Beaming, I leaned in, hoping for a kiss. Jenks flew up and out of the way in disgust, but before our lips met, my eyes went over his shoulder to Jonathan. The distasteful man was not at the ATM. No, he was standing between us and Ellasbeth, striding forward under the shade with two men behind her.

Ellasbeth? I thought, freezing. Trent’s lips grazed mine before he realized there was a problem and drew back.
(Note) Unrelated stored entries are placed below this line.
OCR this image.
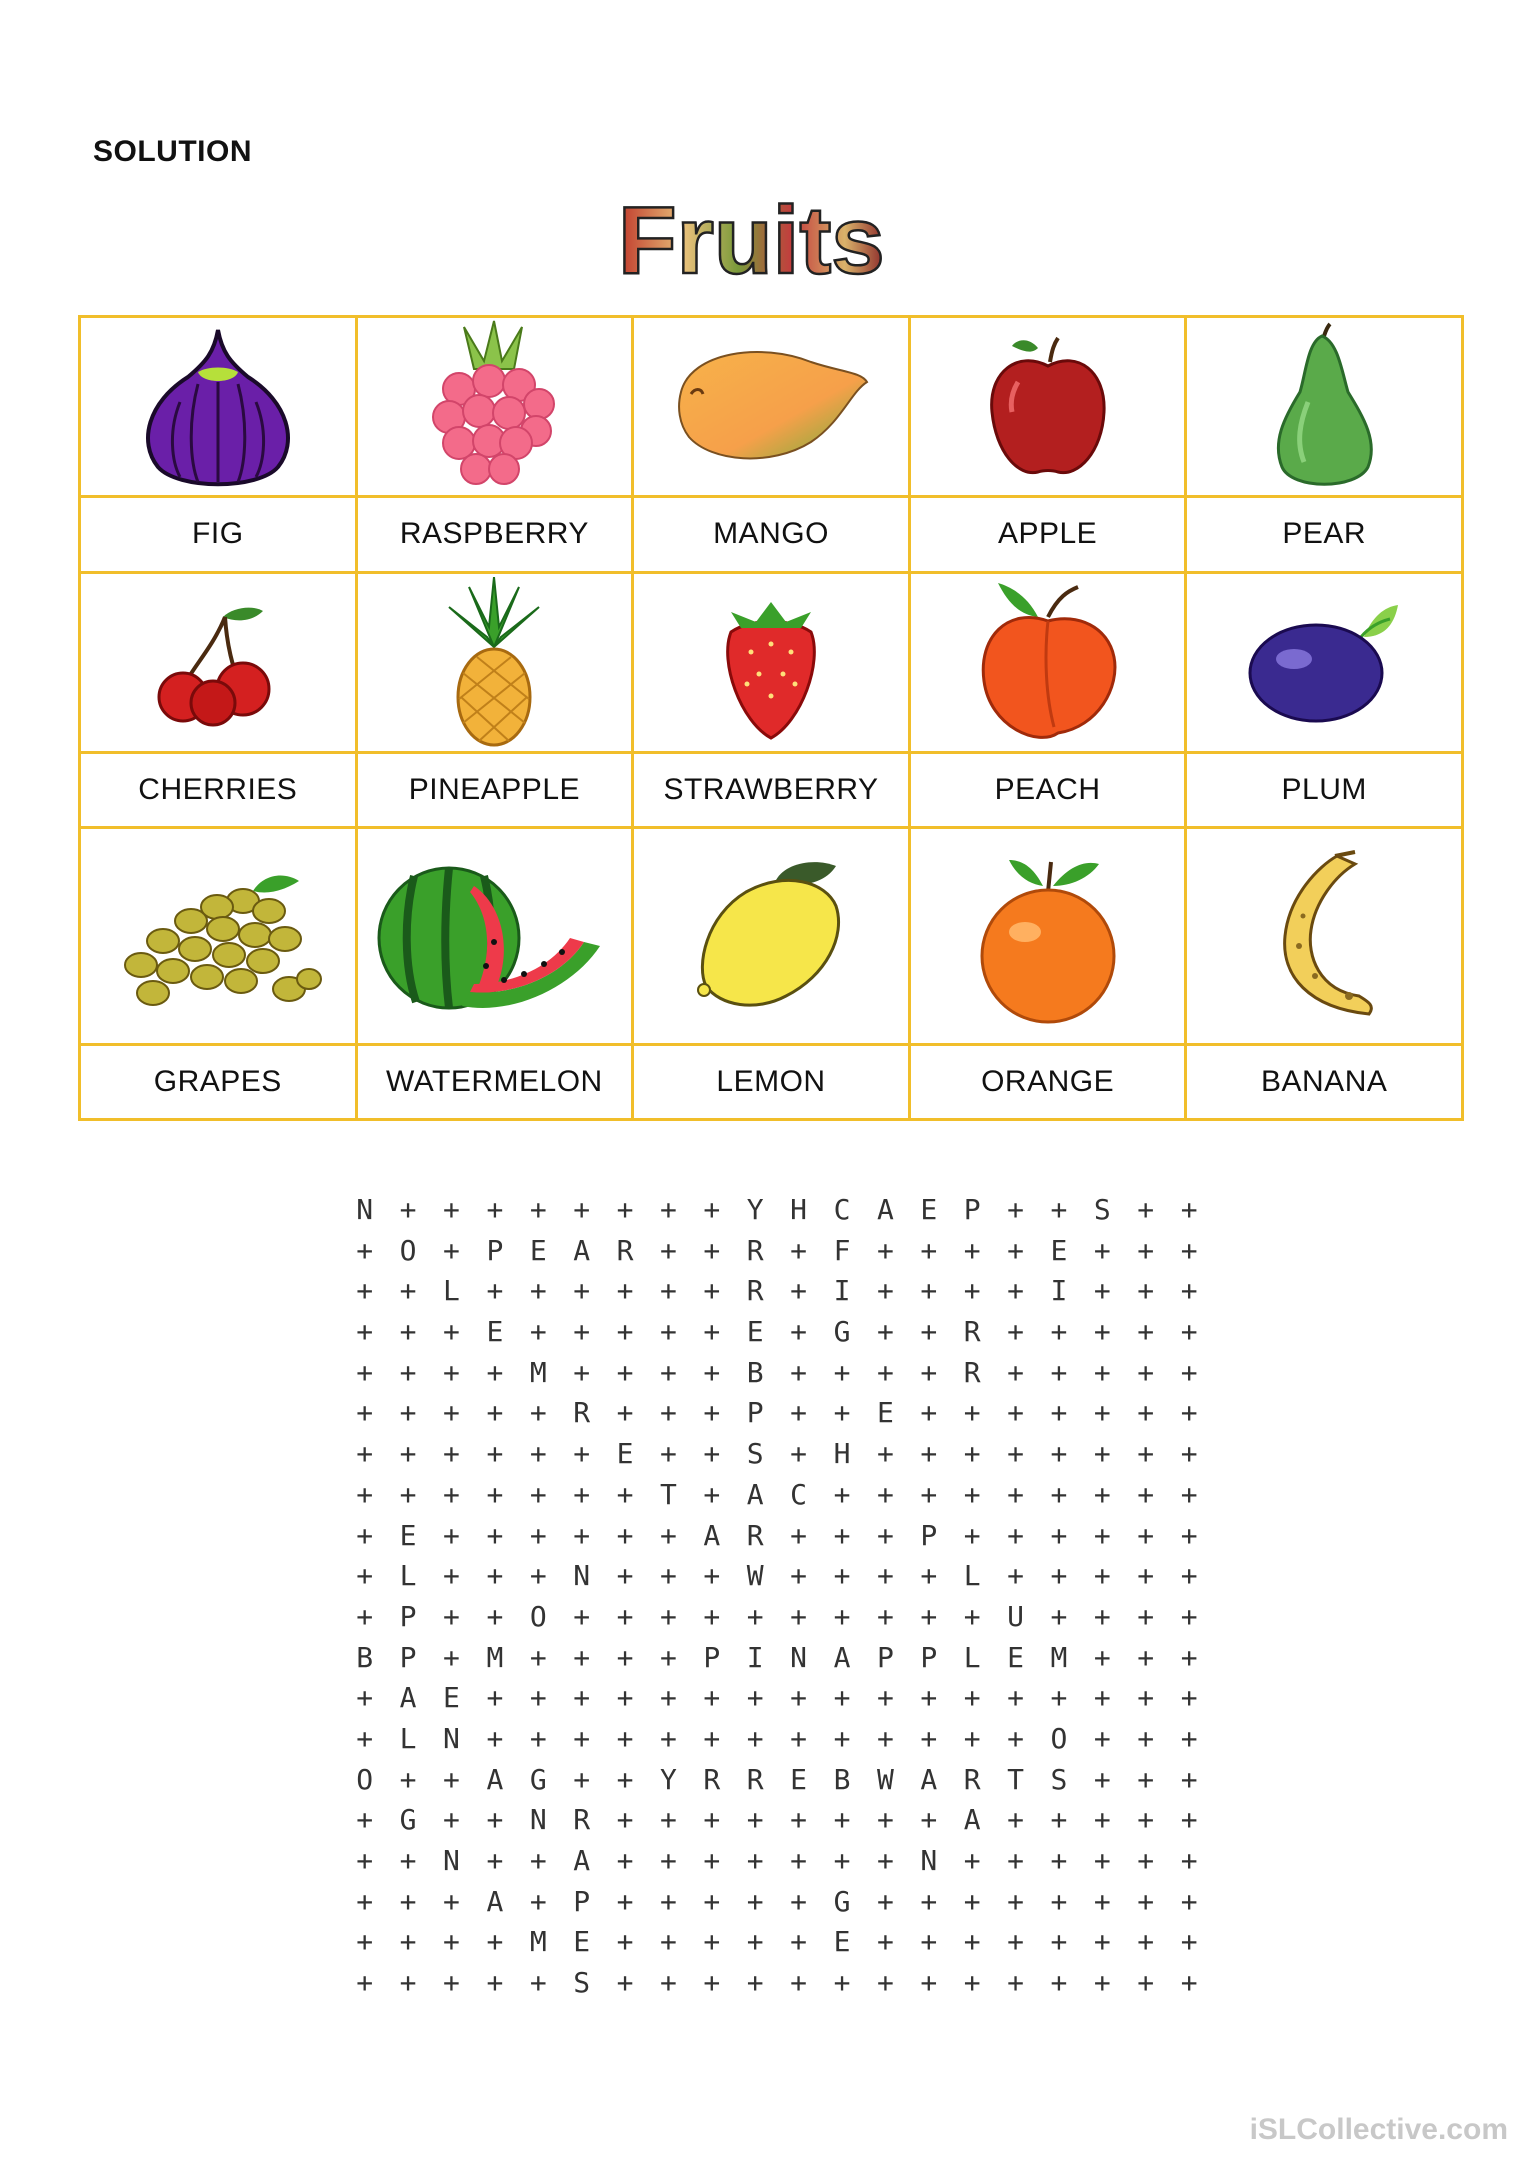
SOLUTION
Fruits

FIG	RASPBERRY	MANGO	APPLE	PEAR

CHERRIES	PINEAPPLE	STRAWBERRY	PEACH	PLUM

GRAPES	WATERMELON	LEMON	ORANGE	BANANA
N + + + + + + + + Y H C A E P + + S + +
+ O + P E A R + + R + F + + + + E + + +
+ + L + + + + + + R + I + + + + I + + +
+ + + E + + + + + E + G + + R + + + + +
+ + + + M + + + + B + + + + R + + + + +
+ + + + + R + + + P + + E + + + + + + +
+ + + + + + E + + S + H + + + + + + + +
+ + + + + + + T + A C + + + + + + + + +
+ E + + + + + + A R + + + P + + + + + +
+ L + + + N + + + W + + + + L + + + + +
+ P + + O + + + + + + + + + + U + + + +
B P + M + + + + P I N A P P L E M + + +
+ A E + + + + + + + + + + + + + + + + +
+ L N + + + + + + + + + + + + + O + + +
O + + A G + + Y R R E B W A R T S + + +
+ G + + N R + + + + + + + + A + + + + +
+ + N + + A + + + + + + + N + + + + + +
+ + + A + P + + + + + G + + + + + + + +
+ + + + M E + + + + + E + + + + + + + +
+ + + + + S + + + + + + + + + + + + + +
iSLCollective.com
Tingles raced through me, not all of them from the spark of wild magic. “Ellasbeth,” I whispered, and he turned, his jaw clenching.

“And she brought friends,” Jenks said snidely. “Trent, monologue or something. I have to cut the cameras or someone’s gonna be in jail tonight for assault.”

“Make it fast.” Trent set Ray in the stroller, buckling her in before standing.

Jenks darted up and away and wild magic prickled over my skin as Trent tapped a line. Pulse hammering, I stood as well. A lion roared as I tapped a line, my chin rising as the energy flowed through me and back to the line, connecting me to everything, to all, to the universe—even if I could see only a hairsbreadth of it now.

“Stop right there!” I said, but Ellasbeth never slowed, motioning for the men and women she’d brought to circle us. Shit, there were more than two. She’d brought at least eight. People in bright shirts and shorts were scattering, running for the edges. “I said that’s close enough!” I shouted as she kept coming.

Ivy and Nina tensed, but we all froze when Jonathan dropped out of the pergola, looking ugly and alien as he knocked the man behind her to the ground and crouching over him with a ball of black death in his hands. Trent grabbed my arm to keep me from moving, and I quailed when a half-heard whisper of promised death passed Jonathan’s lips.

“Give me the girls, Trent!” Ellasbeth demanded, and Lucy called for her mother in delight.

Ignoring Jonathan, Ellasbeth continued forward. The second man with her moved, and with a growl that chilled my blood, Jonathan grabbed him about the neck. Suddenly the three were on the ground, scrabbling like wrestlers for an advantage as they heaved and struggled. Wild magic skated over my awareness, and Trent’s grip on me tightened. There was an abrupt pop of magic, and the two men went still. Ellasbeth came to a shocked halt as Jonathan slowly got to his feet, the two men behind her unmoving.